The Mistake of 700 American BasesSubmitted by LatinsforPaul on Fri, 01/08/2010 - 11:11
Have Overseas Bases Been a Mistake?
by William Pfaff, January 08, 2010
PARIS — It is time to ask a question that virtually no one in an official or political position in the United States is willing to contemplate asking. For a person in a responsible public position to pose this question would be to risk exclusion from the realm of "serious" policy discussion. It could be, as they say in the bureaucracies, "a career destroyer."
It would be like declaring that after long analysis you had come to the conclusion that the world is indeed flat, and not round. A round earth is merely an illusion, which everyone has accepted, and adapted to — and fears challenging.
My question is the following. Has it been a terrible, and by now all but irreversible, error for the United States to have built a system of more than 700 military bases and stations girdling the world? Does it provoke war rather than provide security?
Each of six world regions now has a separate U.S. commander with his staff and intelligence, planning and potential operational capabilities. Central Command, based in Florida, currently is responsible for America’s Middle Eastern and Central Asian wars.
The other five commands — Atlantic, Pacific, Southern (for Latin America), Africa and Europe — oversee in detail what goes on in their assigned portions of the world, generating analyses, appreciations, and scenarios of possible reactions to a myriad of perceived or possible threats to the United States.
Each commander also makes contact with regional government military forces, so far as possible, cultivating good relations, professional exchanges and training. Each promotes training missions to the U.S. and military aid, and supports equipment purchases.

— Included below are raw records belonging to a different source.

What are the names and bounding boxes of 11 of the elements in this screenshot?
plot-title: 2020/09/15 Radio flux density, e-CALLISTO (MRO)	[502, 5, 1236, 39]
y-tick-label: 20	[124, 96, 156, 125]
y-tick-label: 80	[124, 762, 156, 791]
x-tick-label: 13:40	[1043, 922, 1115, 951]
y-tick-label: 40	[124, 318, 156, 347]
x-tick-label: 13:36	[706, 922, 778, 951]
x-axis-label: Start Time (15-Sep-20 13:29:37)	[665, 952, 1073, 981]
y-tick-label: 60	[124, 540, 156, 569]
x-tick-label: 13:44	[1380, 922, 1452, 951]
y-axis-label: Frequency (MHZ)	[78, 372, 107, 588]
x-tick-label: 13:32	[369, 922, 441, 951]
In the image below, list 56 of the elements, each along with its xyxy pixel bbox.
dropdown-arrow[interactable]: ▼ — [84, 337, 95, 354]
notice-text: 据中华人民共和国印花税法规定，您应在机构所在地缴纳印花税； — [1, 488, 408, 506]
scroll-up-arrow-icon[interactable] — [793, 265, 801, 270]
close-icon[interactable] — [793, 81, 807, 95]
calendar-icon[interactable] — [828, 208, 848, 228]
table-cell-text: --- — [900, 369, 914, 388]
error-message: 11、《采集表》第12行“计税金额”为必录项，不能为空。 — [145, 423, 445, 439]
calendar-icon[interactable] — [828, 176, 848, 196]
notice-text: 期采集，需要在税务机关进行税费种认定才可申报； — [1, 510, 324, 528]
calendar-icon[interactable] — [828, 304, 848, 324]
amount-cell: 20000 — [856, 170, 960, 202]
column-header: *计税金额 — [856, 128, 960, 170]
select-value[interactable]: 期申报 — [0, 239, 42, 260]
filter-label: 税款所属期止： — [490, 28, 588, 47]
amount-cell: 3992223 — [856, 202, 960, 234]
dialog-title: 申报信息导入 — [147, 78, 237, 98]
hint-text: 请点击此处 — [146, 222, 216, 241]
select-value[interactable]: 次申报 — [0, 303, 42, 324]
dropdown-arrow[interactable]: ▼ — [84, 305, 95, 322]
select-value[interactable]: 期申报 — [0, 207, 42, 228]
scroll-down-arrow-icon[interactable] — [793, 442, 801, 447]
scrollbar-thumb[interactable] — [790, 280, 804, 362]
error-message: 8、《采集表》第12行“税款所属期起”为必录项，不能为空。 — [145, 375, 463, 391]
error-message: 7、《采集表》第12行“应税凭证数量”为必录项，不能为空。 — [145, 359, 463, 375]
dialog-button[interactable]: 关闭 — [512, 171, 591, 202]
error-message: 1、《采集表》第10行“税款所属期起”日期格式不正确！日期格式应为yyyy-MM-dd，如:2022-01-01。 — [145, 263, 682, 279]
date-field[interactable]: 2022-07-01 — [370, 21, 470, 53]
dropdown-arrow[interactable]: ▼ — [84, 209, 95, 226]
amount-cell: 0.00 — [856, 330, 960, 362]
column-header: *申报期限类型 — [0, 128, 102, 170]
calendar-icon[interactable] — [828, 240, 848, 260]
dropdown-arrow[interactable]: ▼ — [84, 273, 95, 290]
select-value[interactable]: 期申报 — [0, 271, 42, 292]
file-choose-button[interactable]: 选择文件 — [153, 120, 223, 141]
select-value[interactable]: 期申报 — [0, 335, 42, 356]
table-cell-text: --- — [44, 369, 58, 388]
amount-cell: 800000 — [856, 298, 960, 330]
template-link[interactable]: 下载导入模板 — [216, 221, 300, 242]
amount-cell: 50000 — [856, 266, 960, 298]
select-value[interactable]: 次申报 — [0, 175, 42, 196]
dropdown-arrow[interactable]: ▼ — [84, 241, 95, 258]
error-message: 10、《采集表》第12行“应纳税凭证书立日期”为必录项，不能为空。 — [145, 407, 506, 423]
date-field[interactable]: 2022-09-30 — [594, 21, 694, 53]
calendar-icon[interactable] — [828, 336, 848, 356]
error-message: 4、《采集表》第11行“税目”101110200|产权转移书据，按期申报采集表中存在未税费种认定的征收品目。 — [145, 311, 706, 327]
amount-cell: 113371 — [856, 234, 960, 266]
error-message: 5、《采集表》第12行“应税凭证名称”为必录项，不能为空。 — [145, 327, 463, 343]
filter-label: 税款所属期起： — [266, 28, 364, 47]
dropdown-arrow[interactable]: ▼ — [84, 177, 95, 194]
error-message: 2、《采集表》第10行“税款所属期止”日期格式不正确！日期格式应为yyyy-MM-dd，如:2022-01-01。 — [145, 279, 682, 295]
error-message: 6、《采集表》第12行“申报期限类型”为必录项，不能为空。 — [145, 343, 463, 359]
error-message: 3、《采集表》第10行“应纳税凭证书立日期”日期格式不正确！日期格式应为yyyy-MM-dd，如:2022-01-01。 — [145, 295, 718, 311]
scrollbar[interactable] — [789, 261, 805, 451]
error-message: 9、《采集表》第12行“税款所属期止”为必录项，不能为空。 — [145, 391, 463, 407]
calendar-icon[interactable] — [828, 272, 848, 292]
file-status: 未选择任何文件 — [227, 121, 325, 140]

Each regional commander controls "main operating bases" abroad, which in turn support fully manned "forward operating sites," usually including permanently stationed American forces and an air base.
Beyond them, "cooperative security locations" are established, shared with the forces of allies or clients.
The hegemonic implications and intention of all this, which provides the military structure from which to conduct global interventions (or indeed a third world war), are readily acknowledged in Washington, and motivated by what Washington considers internationally valid and constructive reasons.
The unthinkable question with which I began this article was whether all of this has been a ghastly mistake. Many Americans question or oppose this system, but ordinarily with anti-militarist motives, or because they see it as imperialist, or part of an interventionist or aggressive foreign-policy outlook that they oppose.
My reason for questioning it is that it generates apprehension, hostility, and fear of the United States; frequently promotes insecurity; and has already provoked wars — unnecessary wars.